The computation of the Fourier transform (as aptly suggested by @reuns) is not trivial, since a rigorous version of it requires a bit of fancier stuff, (also worth learning: holomorphic vector-valued functions as such), but/and is essentially, up to various irrelevant constants, (integration-against) $e^{-i|x|^2/k}$. Relatively elementary inequalities show that this goes to (integration-against) $1$.

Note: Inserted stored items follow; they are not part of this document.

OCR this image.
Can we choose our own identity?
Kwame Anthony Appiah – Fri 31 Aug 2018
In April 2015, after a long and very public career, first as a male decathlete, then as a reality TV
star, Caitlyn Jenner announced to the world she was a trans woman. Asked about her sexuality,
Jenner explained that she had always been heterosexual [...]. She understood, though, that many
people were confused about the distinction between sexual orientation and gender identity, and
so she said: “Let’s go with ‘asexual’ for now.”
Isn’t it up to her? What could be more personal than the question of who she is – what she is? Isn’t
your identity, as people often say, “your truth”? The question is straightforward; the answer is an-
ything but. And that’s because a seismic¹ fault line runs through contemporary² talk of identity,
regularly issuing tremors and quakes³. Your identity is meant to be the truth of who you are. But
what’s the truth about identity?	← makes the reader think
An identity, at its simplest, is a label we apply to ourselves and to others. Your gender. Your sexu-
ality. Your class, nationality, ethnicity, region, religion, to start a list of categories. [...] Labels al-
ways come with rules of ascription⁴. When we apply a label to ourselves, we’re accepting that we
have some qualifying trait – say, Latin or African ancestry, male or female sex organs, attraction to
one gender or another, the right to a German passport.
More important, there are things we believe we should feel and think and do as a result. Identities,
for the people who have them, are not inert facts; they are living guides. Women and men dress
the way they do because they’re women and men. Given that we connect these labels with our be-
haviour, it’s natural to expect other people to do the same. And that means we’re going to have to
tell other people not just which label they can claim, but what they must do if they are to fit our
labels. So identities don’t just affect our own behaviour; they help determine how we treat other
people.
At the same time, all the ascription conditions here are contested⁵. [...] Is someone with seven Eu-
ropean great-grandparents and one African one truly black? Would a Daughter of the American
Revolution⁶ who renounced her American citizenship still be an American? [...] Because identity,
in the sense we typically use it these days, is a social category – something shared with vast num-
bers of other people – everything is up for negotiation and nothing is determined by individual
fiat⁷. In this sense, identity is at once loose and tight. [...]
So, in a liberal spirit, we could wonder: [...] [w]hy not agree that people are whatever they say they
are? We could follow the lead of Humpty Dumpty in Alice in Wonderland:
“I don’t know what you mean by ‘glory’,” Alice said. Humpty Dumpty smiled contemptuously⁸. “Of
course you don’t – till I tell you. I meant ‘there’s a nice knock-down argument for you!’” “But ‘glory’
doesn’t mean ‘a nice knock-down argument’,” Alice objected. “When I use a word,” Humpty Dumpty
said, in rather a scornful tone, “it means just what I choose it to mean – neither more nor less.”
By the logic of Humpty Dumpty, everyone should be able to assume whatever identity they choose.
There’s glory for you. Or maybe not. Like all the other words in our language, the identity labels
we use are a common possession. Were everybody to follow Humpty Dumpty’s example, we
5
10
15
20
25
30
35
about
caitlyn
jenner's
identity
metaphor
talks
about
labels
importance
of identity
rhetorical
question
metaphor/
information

Thus, Fourier inversion (for tempered distributions) gives that the original limit (because Fourier transform is continuous on tempered distributions, it preserves limits!) is a constant multiple of $\delta$. !!!! :)

The constant can be determined by applying the sequence of distributions to something like $e^{-\pi |x|^2}$... :)

(I think it's not so easy to see this outcome rigorously without using Fourier transform.)